Help- Swimming in Milk Chocolate
Well, not quite swimming yet, but getting there. Some friends very kindly brought over 2 kilos of Cadbury's Dairy Milk from England. Yes, 2 kilos. Unfortunately, I'm not actually a fan of milk chocolate, and this batch tastes particularly cloying and sweet to me (although that may still be the lingering effects of holiday eating).
Any suggestions for what I can do with it (apart from the obvious of curling in bed for a weekend avec chocolate and movies)? I will likely chop some up into bits and use in cookies and brownies, but most other chocolate desserts I enjoy are better with darker chocolates.
I finally did it- I unearthed the first of the chocolate and, voila, Cointreau brownies appeared, thanks to the February Gourmet (they must have been snooping in my kitchen, because it was all about milk chocolate this month).
In case anyone's interested, the recipe is here: http://www.epicurious.com/recipes/recipe_views/views/237216.
I added the zest of one orange, about 2 tbsps Cointreau, and 2 tsp nutmeg. They're a bit sticky and heavy, so I'll work on making them a little more cake-y and less fudge-y for next time, but so far they make for a very decent mid-afternoon pick-me-up.
Chocolatechipkt, I'm afraid you've got about 5 minutes left before it all disappears :).
Hi all, thanks so much for the suggestions. I'd gotten so put off by the sweetness factor that my mind simply went blank on the what-do-I-make front. But now I'm starting to wish I had another kilo or two on my hands...
Again, thank you for all the suggestions and recipes. This is my first such post on this site, and I'm duly impressed at how helpful people are. Truffles (with brandy and/or coffee, no less), cakes, toffees, and pb candies coming right up!
A really easy recipe for some yummy peanut butter candy, an easy way to use up the milk chocolate.
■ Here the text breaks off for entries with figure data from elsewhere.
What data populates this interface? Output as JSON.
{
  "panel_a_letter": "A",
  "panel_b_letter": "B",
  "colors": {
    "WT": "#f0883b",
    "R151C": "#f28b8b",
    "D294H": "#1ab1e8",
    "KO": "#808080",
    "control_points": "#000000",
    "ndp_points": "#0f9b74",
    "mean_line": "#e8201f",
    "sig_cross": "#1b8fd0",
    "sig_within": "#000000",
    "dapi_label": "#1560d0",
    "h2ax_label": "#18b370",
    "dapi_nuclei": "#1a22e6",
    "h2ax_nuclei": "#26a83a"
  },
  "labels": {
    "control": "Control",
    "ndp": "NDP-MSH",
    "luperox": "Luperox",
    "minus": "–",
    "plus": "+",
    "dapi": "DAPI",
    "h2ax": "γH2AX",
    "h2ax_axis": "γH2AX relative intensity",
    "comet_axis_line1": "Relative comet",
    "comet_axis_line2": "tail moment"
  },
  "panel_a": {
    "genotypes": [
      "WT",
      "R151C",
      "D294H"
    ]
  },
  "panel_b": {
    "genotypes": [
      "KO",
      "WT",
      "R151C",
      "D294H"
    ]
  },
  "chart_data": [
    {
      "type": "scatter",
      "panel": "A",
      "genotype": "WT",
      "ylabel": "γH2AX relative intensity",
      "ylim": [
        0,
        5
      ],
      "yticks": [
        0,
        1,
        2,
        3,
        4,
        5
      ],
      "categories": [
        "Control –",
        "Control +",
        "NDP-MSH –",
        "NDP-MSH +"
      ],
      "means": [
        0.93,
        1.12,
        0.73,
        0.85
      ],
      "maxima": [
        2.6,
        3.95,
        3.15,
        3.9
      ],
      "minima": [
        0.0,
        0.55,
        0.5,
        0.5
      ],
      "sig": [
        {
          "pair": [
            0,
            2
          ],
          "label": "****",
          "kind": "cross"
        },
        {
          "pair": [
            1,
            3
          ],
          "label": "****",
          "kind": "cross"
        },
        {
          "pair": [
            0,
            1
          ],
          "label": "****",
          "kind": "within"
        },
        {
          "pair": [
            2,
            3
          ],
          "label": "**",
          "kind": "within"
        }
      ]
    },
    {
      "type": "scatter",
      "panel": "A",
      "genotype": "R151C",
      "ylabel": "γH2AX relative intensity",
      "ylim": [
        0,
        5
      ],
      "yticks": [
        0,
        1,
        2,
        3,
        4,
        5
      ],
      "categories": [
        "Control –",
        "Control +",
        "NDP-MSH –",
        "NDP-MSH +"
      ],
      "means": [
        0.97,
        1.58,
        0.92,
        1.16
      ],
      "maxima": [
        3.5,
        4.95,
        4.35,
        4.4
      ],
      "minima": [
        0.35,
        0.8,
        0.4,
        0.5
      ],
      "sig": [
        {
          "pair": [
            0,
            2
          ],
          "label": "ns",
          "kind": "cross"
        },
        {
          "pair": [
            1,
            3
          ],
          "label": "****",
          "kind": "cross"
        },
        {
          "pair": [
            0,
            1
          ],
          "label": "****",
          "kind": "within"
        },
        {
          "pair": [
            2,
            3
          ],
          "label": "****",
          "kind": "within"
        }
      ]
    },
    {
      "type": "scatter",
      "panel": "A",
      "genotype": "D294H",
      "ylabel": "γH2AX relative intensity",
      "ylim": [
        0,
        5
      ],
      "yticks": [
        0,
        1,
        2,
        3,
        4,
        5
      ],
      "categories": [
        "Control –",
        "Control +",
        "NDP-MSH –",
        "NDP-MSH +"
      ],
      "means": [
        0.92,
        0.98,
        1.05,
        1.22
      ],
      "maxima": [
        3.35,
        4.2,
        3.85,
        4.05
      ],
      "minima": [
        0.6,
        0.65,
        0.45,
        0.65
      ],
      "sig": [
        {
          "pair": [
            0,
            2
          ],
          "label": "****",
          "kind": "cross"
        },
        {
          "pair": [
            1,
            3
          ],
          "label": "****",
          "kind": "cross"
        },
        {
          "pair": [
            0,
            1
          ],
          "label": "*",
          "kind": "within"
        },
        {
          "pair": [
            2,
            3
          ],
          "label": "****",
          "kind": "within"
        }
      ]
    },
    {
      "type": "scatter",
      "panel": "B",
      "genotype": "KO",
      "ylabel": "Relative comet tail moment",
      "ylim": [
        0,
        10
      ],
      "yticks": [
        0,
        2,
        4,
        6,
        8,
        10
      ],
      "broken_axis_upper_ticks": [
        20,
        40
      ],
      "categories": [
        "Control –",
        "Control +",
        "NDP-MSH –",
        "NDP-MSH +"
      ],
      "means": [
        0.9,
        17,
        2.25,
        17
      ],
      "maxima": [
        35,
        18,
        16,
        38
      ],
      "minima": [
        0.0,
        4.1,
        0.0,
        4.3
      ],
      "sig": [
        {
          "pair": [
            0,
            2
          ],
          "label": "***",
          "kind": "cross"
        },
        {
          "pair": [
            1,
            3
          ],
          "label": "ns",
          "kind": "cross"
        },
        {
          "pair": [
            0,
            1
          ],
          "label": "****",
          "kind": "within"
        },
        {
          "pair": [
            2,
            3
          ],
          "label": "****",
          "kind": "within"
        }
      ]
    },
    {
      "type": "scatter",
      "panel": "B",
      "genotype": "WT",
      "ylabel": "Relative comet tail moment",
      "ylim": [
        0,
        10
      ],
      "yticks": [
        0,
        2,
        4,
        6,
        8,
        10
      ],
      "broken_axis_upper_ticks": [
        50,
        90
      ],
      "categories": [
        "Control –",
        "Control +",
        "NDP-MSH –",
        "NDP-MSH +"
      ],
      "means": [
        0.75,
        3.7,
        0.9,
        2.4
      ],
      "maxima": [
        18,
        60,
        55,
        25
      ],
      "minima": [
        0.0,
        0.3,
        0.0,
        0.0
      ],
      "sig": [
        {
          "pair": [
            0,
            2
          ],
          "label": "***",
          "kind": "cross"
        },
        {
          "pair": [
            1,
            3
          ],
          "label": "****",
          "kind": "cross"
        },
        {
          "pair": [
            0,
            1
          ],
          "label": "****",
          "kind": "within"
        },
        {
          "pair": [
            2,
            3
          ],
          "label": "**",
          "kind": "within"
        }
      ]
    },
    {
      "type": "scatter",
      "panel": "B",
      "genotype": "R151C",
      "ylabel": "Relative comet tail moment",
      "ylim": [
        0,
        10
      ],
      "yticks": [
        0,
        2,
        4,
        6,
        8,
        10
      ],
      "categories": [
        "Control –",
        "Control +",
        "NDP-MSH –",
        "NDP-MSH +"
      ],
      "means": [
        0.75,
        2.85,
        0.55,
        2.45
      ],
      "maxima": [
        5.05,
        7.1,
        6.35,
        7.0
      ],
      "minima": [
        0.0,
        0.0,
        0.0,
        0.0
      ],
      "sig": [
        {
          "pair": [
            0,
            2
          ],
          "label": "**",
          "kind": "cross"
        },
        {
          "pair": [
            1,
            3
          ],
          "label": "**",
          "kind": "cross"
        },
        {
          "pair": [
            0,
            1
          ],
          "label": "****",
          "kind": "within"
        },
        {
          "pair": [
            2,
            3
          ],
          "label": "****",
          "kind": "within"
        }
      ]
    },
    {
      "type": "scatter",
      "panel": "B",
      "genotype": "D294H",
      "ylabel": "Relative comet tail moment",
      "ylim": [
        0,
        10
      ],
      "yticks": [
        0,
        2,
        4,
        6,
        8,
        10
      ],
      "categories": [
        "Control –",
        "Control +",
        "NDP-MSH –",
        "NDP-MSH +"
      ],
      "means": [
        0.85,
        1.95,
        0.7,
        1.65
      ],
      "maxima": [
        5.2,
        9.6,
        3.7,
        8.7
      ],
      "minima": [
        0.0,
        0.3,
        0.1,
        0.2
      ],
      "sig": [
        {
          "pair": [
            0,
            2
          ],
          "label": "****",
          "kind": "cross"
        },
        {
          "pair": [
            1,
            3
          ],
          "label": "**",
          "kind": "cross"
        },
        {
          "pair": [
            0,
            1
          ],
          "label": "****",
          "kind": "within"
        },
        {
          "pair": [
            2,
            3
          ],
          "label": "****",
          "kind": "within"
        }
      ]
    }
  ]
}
This is always a big hit, and is so simple!
1 cup peanut butter, (skippy or jif work better than the natural kinds)
1 box confectioner's sugar
1 stick butter
Soften butter and mix with pnut butter and sugar. Spread into a greased pan.
Melt (lots) of chocolate and pour over the pnut butter base. Refridgerate overnight, cut and serve. YUM!
Another vote for truffles. I made a boatload of them over Christmas which DH is enjoying mightily.
Remember you can always mix the milk chocolate with some dark or unsweetened chocolate to give it more intensity. This works well in ganache or other recipes which call for melted chocolate. I'm usually going the other way because I keep unsweetened on hand for baking and I mix this with lighter chocolate or cream for fillings and couverture.
truffles! Valentine's day is just around the corner....
English toffee--use generous amount to coat both sides of toffee chunks, then dip in chopped toasted almonds.
For toffee, melt 1/2 c water, 1 lb. butter and 2 c. sugar.
Stir over med flame till mixture reaches 300 degrees. Add warm toasted blanched almonds, stir till reaches 320, pour onto rimmed cookie sheet. Quickly(!) spread to even thickness, about 5/8", and score into 2" squares; when firm break apart and dip & coat. Makes about 3-4 # candy.